Kesan pertama yang dirasakan oleh seorang peserta didik adalah adanya
sedikit pressure ataupun sedikit paksaan yang dilakukan oleh seorang guru untuk
benar-benar menjadikan suasana pembelajaran sesuai dengan target yang
diharapkan; mulai dari lafal bacaan shalat, gerakan dalam shalat sampai tertib
sesuai dengan tata urutan rukun shalat. Bagaimana posisi sedekap, I’tidal, duduk
iftirasyi, duduj diantara dua sujud, duduk tasyahud, sampai dengan salam, semua
harus dilakukan dengan tertib dan benar.
Di dalam proses demonstrasi praktek shalat, seorang guru harus terus
memantau dan memberikan bimbingan, jika tidak demikian, maka kecenderungan
mereka untuk berperilaku di luar ketentuan praktek akan rawan, karena suasana
78
psikologis anak-anak yang rentan dengan bermain bebas tanpa adanya aturan
yang mengikat. Mereka bisa dan mampu melaksanakan praktek tersebut, tetapi
sifatnya masih instruktif dan velum pada kesadaran akan proses-proses
pembelajaran yang dilakukan tersebut, apalagi jika secara lebih jauh dilihat dari
aspek perilaku keseharian mereka, hubungannya dengan amalan shalat
sebagaimana pantauan orang tua murid ketika di rumah, maka masih banyak
perlu arahan untuk bisa melaksanakan shalat sesuai dengan tuntunan dan hakikat
peribadatan ssalat itu sendiri.
Kedua, peserta didik yang yang sudah duduk di bangku kelas IV samapi
dengan kelas VI mereka sudah relative bisa diajak berfikir secara rasional.

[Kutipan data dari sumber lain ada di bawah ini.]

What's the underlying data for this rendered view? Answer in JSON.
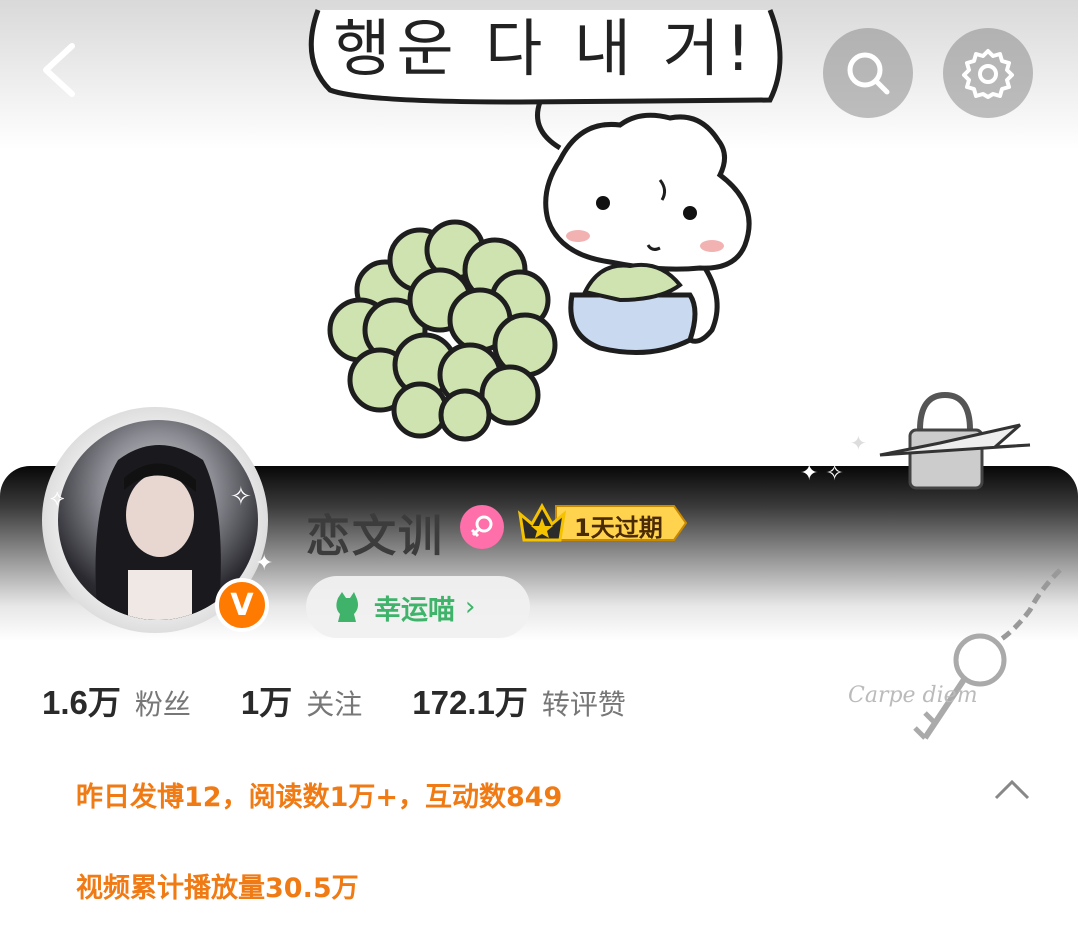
{
  "banner": {
    "speech_text": "행운 다 내 거!",
    "icons": [
      "back-arrow-icon",
      "search-icon",
      "gear-icon"
    ]
  },
  "profile": {
    "username": "恋文训",
    "gender": "female",
    "vip_badge_text": "1天过期",
    "verified_letter": "V",
    "lucky_label": "幸运喵",
    "lucky_chevron": "›"
  },
  "stats": [
    {
      "value": "1.6万",
      "label": "粉丝"
    },
    {
      "value": "1万",
      "label": "关注"
    },
    {
      "value": "172.1万",
      "label": "转评赞"
    }
  ],
  "info": {
    "line1": "昨日发博12，阅读数1万+，互动数849",
    "line2": "视频累计播放量30.5万"
  },
  "decor_text": "Carpe diem",
  "colors": {
    "accent_orange": "#f07a13",
    "lucky_green": "#3fb36a",
    "gender_pink": "#ff6fa9",
    "verify_orange": "#ff7a00"
  }
}
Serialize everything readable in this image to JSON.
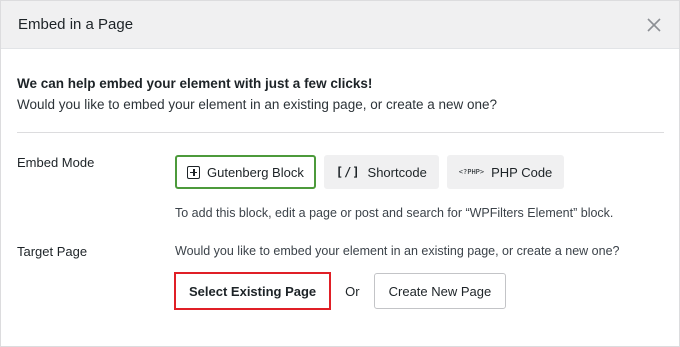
{
  "modal": {
    "title": "Embed in a Page",
    "close_icon": "close-icon"
  },
  "intro": {
    "heading": "We can help embed your element with just a few clicks!",
    "text": "Would you like to embed your element in an existing page, or create a new one?"
  },
  "embed_mode": {
    "label": "Embed Mode",
    "options": [
      {
        "label": "Gutenberg Block",
        "icon": "block-plus-icon",
        "icon_text": "",
        "active": true
      },
      {
        "label": "Shortcode",
        "icon": "shortcode-brackets-icon",
        "icon_text": "[/]",
        "active": false
      },
      {
        "label": "PHP Code",
        "icon": "php-code-icon",
        "icon_text": "<?PHP>",
        "active": false
      }
    ],
    "hint": "To add this block, edit a page or post and search for “WPFilters Element” block."
  },
  "target_page": {
    "label": "Target Page",
    "question": "Would you like to embed your element in an existing page, or create a new one?",
    "select_existing_label": "Select Existing Page",
    "or_label": "Or",
    "create_new_label": "Create New Page"
  },
  "colors": {
    "active_border": "#4c9a3b",
    "highlight_border": "#e01f26",
    "header_bg": "#f0f0f1"
  }
}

Karena itu pendekatan yang digunakan oleh seorang guru juga berbeda dengan
mereka yang masih duduk di kelas bawahnya. Secara pemahaman pemaknaan
tentang ajaran shalat jelas berbeda dengan kelas I, II ataupun III, di sinilah factor
usia dan tingkat kelas melalui proses-proses yang dibangun baik ketika di sekolah
ataupun di luar sekolah menajdi penentu perbedaan-perbedaan tersebut.
Berdasarkan rambu-rambu mata pelajaran fiqih, maka fungsi pendekatan
yang relevan dengan kelas IV sampai kelas VI yaitu pendekatan emosional dan
rasional serta fungsional. Di mana pendekatan emosional ini untuk menggugah
perasaan dan emosi peserta didik dalam meyakini dan menghayati ajaran
agamanya, pendekatan rasional berarti usaha untuk memberikan rasio (akal)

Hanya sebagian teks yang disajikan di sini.